Zhiyi Yang, Ph.D.
Professor of Sinology
Goethe-Universität Frankfurt am Main
Born in 1981 in Yichun, Jiangxi Province, China
Studied Chinese Literature, History, Philosophy, and Comparative Literature at Peking University and East Asian Studies at Princeton University
The Poetics of Memory: Wang Zhaoming (1883-1944) and China's WWII CollaborationMy monographic project investigates the poetry of Wang Zhaoming (1883-1944) and China's WWII memory. Better known by his pen name Jingwei, Wang was seen as a man who fell from being a founder of Republican China to become the arch-traitor of the nation.

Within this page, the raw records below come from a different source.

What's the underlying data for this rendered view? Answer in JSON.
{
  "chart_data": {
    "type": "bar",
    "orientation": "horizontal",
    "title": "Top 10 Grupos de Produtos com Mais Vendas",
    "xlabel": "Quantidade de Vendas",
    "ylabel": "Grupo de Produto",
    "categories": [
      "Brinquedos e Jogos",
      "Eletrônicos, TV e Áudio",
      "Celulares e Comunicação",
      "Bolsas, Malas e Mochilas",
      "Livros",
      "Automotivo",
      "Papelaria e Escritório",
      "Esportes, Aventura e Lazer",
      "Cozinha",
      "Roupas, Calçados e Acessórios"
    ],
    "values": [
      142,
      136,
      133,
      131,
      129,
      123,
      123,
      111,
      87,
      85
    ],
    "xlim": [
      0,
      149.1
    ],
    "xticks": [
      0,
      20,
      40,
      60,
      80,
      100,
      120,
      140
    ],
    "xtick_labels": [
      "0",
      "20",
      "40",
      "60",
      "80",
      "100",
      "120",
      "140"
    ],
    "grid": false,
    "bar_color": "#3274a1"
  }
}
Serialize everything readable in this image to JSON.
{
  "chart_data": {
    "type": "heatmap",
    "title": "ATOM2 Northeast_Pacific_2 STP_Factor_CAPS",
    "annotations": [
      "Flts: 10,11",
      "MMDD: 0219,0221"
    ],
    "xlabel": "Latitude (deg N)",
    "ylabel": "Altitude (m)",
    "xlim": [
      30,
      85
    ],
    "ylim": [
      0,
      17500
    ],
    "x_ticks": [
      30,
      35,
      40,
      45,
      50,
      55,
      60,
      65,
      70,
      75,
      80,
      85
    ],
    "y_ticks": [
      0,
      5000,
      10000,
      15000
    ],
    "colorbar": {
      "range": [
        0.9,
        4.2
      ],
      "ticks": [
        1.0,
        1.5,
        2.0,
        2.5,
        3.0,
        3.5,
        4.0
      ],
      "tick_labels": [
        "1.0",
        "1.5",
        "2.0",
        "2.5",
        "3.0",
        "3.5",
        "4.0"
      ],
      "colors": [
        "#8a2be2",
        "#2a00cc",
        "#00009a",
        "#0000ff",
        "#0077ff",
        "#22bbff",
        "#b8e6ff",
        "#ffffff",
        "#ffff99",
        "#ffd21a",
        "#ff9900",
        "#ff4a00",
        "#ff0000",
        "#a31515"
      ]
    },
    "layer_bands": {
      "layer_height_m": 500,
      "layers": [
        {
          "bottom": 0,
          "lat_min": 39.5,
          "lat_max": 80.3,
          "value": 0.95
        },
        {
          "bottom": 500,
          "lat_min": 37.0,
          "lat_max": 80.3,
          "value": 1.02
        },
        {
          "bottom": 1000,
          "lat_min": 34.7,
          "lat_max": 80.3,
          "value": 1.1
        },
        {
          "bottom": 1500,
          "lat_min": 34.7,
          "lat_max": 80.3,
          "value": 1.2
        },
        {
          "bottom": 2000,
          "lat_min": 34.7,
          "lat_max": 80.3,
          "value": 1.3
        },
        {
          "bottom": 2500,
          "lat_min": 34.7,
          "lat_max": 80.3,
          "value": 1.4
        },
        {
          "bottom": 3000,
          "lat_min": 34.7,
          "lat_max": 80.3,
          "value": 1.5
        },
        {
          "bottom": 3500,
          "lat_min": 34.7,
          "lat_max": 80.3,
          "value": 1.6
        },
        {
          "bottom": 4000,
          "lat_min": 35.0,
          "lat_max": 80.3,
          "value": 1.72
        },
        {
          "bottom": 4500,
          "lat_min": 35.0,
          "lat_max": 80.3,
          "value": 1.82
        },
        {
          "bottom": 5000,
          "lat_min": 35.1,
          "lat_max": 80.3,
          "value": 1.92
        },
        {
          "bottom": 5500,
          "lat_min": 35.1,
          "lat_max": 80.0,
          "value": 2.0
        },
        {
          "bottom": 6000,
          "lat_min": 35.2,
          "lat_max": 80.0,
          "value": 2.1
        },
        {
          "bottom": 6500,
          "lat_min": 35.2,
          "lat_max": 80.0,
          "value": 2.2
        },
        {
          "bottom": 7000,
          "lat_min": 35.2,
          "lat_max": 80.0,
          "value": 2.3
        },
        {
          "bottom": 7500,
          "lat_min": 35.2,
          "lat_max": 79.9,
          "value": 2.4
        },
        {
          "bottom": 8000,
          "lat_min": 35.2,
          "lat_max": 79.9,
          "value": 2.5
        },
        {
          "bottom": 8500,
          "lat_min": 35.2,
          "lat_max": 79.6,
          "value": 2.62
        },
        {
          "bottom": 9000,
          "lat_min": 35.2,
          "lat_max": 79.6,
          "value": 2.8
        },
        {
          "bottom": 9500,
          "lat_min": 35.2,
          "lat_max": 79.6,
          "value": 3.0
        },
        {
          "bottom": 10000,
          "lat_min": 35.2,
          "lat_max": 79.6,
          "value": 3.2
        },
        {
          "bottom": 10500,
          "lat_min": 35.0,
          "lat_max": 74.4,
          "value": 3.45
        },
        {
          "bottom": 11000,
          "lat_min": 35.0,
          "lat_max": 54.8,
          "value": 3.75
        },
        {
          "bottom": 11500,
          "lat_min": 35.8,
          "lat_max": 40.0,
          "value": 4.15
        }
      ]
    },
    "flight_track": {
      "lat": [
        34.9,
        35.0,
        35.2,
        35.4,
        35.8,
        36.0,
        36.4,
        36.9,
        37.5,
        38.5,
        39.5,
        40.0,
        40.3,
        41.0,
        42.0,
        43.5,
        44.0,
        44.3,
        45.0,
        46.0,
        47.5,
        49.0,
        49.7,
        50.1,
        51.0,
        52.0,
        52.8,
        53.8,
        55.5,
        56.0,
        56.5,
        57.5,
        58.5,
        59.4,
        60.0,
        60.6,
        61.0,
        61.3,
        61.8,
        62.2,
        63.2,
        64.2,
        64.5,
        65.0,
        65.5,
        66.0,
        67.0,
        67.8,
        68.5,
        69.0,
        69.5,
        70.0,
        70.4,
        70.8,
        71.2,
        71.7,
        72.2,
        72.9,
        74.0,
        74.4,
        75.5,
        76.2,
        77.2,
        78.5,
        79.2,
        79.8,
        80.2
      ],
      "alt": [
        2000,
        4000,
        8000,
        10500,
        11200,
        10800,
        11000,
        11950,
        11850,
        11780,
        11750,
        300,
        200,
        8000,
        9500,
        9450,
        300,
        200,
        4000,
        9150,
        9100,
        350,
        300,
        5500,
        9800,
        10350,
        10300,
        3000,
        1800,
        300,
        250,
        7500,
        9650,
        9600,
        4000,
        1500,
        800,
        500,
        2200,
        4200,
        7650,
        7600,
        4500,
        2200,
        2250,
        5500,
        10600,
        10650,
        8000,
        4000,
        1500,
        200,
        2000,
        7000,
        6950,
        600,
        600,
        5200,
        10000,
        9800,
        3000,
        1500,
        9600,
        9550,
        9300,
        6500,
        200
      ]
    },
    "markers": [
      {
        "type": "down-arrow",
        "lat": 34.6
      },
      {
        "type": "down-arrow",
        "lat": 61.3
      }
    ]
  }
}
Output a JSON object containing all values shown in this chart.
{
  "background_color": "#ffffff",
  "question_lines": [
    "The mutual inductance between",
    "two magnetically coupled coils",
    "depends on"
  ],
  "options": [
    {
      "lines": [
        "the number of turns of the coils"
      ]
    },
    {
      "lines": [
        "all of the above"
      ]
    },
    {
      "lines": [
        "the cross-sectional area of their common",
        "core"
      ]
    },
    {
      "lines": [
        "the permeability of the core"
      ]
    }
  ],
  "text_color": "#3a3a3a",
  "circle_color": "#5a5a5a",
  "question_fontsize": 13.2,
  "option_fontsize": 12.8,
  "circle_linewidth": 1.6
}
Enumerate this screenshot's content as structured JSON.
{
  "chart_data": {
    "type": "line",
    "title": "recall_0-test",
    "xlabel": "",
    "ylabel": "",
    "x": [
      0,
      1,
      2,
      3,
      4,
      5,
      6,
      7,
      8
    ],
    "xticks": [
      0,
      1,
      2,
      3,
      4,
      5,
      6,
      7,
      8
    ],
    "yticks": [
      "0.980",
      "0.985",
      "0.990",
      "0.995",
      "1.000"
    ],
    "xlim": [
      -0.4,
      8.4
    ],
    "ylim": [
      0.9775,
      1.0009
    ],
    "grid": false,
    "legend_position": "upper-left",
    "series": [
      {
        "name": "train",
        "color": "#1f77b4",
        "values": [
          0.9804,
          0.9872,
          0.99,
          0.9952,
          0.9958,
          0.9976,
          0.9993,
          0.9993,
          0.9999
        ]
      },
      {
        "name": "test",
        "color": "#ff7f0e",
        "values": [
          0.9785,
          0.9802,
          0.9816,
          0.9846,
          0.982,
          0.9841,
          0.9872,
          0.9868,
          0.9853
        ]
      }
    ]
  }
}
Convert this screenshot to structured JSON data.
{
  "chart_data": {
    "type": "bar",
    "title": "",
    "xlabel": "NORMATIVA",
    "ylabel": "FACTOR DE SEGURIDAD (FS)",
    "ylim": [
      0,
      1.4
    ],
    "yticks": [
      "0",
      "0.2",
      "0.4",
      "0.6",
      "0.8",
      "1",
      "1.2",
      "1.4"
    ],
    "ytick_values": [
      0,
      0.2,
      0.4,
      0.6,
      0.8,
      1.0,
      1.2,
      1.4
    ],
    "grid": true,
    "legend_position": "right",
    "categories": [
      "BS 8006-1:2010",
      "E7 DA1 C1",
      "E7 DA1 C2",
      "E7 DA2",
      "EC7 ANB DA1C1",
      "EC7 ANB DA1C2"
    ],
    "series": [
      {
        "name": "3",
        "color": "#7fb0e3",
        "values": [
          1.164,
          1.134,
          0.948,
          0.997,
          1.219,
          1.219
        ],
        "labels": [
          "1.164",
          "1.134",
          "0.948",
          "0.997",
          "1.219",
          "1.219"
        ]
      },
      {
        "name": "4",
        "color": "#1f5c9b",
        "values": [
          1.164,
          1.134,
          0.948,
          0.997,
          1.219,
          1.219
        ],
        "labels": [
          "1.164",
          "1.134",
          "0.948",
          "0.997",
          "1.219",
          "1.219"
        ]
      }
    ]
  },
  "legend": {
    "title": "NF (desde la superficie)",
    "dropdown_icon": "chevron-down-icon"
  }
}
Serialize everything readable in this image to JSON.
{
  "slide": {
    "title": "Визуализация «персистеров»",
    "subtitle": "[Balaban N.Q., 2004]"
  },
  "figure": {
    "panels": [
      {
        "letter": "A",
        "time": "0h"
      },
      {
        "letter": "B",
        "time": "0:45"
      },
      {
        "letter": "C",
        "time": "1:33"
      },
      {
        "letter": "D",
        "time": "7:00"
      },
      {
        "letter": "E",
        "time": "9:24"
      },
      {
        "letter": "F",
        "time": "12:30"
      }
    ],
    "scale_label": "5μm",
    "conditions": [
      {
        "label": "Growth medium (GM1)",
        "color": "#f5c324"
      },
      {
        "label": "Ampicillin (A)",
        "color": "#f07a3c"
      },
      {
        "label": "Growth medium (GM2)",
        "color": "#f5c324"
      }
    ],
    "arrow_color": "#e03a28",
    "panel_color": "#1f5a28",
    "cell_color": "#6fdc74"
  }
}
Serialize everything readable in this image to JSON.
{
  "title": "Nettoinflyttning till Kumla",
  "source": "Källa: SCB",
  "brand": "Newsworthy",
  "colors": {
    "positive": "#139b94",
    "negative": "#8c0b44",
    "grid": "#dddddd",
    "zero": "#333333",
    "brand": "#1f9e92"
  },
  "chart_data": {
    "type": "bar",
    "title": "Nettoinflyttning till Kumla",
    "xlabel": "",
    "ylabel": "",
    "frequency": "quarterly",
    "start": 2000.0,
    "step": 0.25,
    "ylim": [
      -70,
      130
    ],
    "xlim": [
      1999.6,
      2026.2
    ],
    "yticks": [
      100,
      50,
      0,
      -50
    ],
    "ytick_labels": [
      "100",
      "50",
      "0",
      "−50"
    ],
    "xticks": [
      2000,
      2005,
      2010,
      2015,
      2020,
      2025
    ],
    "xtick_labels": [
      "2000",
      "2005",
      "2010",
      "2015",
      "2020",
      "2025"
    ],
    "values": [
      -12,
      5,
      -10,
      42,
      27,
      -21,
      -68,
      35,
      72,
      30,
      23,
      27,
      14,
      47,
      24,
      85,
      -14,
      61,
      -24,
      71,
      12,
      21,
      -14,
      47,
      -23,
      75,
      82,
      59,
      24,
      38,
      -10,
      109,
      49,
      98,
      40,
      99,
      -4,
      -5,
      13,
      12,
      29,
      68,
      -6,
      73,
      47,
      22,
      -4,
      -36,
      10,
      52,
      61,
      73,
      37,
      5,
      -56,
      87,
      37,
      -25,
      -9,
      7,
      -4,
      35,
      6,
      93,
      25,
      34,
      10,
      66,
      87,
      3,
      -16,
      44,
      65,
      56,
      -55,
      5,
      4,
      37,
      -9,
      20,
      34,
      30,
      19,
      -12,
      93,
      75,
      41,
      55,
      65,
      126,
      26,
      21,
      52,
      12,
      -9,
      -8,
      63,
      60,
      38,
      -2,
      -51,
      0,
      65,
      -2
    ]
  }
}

Perhaps in anticipation of a posthumous controversy, he declared on his deathbed that his collection of classical-style verses alone would be his testament implying that he believed his poetry to contain his truest portrait. In these poems, Wang consistently portrays himself as a martyr and a romantic figure who was ready to sacrifice not just his life, but even his posthumous reputation, for the salvation of the nation. Written entirely in classical forms, Wang's poetry features a learned and lucid style, highly acclaimed by literary critics. By encoding China's cultural memory and integrating it into Wang's personal memory, it serves to construct a literary persona in continuation of the classical literati tradition, especially the politics of moral integrity. It suggests that Wang's collaboration was motivated by his belief in the world-transforming effect of an individual's self-cultivation - a fundamental principle in Confucian ethics. Still being published and read to date, these poems pose a series of exegetical, ethical, and historiographical questions. This project explores these poems, together with other types of texts such as essays, epistles, memoirs, and archival materials, to examine the life of the most controversial figure in modern Chinese history. It attempts to investigate the thorny question of wartime collaboration, especially the perceived treason of China's cultural elites. The three disparate academic fields - literary, memory, and history studies - will be brought into collision and dialogue. Given that no full biography of Wang is available in English, and arguably no objective biography in Chinese, the first section of the book tries to delineate Wang's life as a politician and poet in three chapters. The second section will focus on his poems written during the period of collaboration to investigate the functions that poetry plays in writing the memory and the history of its author. At the end, I ask whether the study of poetry and historiography can be truly integrated, so as to write a history with human temperature.
Yang, Zhiyi. "The Memory of an Assassin and Problem of Legitimacy in the Wang Jingwei Regime (1940-1945)." Harvard Journal of Asiatic Studies December 2019 (forthcoming).
-. Dialectics of Spontaneity: The Aesthetics and Ethics of Su Shi (1037-1101) in Poetry. Leiden: Brill, 2015. Chinese version: "Ziran" zhi bian: Su Shi de youxian yu buxiu. Beijing: Sanlian chubanshe, 2018.
-. "The Tower of Going Astray: The Paradox of Liu Yazi's Lyric Classicism." Modern Chinese Literature and Culture 28, 1 (2016): 174-221.
Tuesday Colloquium, 01.10.2019
Poetry, Memory, History: An Introduction to a Monograph on Wang Jingwei and China's WWII Collaboration
Taking the opportunity of this colloquium, I will present the draft introduction to my monographic project on the poetry of Wang Jingwei (1883-1944) and the memory of China's WWII collaboration. November 10, 1944, when Wang, the leader of China's collaborationist wartime regime, was dying in a Nagoya hospital, he asked his followers not to compile his speeches and essays, but only his poems (all in classical styles), for posthumous publication. Throughout the four decades of his career at the center of China's national politics, Wang was also known as a fine poet, and now he entrusted the power of poetry to convey the truest portrait of him. These poems construct the image of a patriot who is willing to sacrifice not only his life, but even his reputation, for the salvation of the nation. To date, while his name remains the synonym of "traitor" in mainland China, his poetry continues to win for him readers and sympathy. This project problematizes the expressionist reading of his work and explores the complicated relations of poetry, memory, and history. In this paper, I will closely analyze a lyrical song anthologized as the last piece in Wang's poetry collection to showcase how this project may fill in the lacunae in historical, literary, and memory studies. I argue that Wang's poetry is mnemonic and historiographical, represents the continuous relevance of classical-style poetry in modern China, and serves as a "lieu de mémoire" where China's historical and cultural memory, his individual memory, and the readers' memories of him and of the war collide and converse with each other.
I am also circulating a handout that contains a poem by him (with my English translation), some background information, and the planned chapter outline of the book. Your criticism and comments from all angles are most welcome!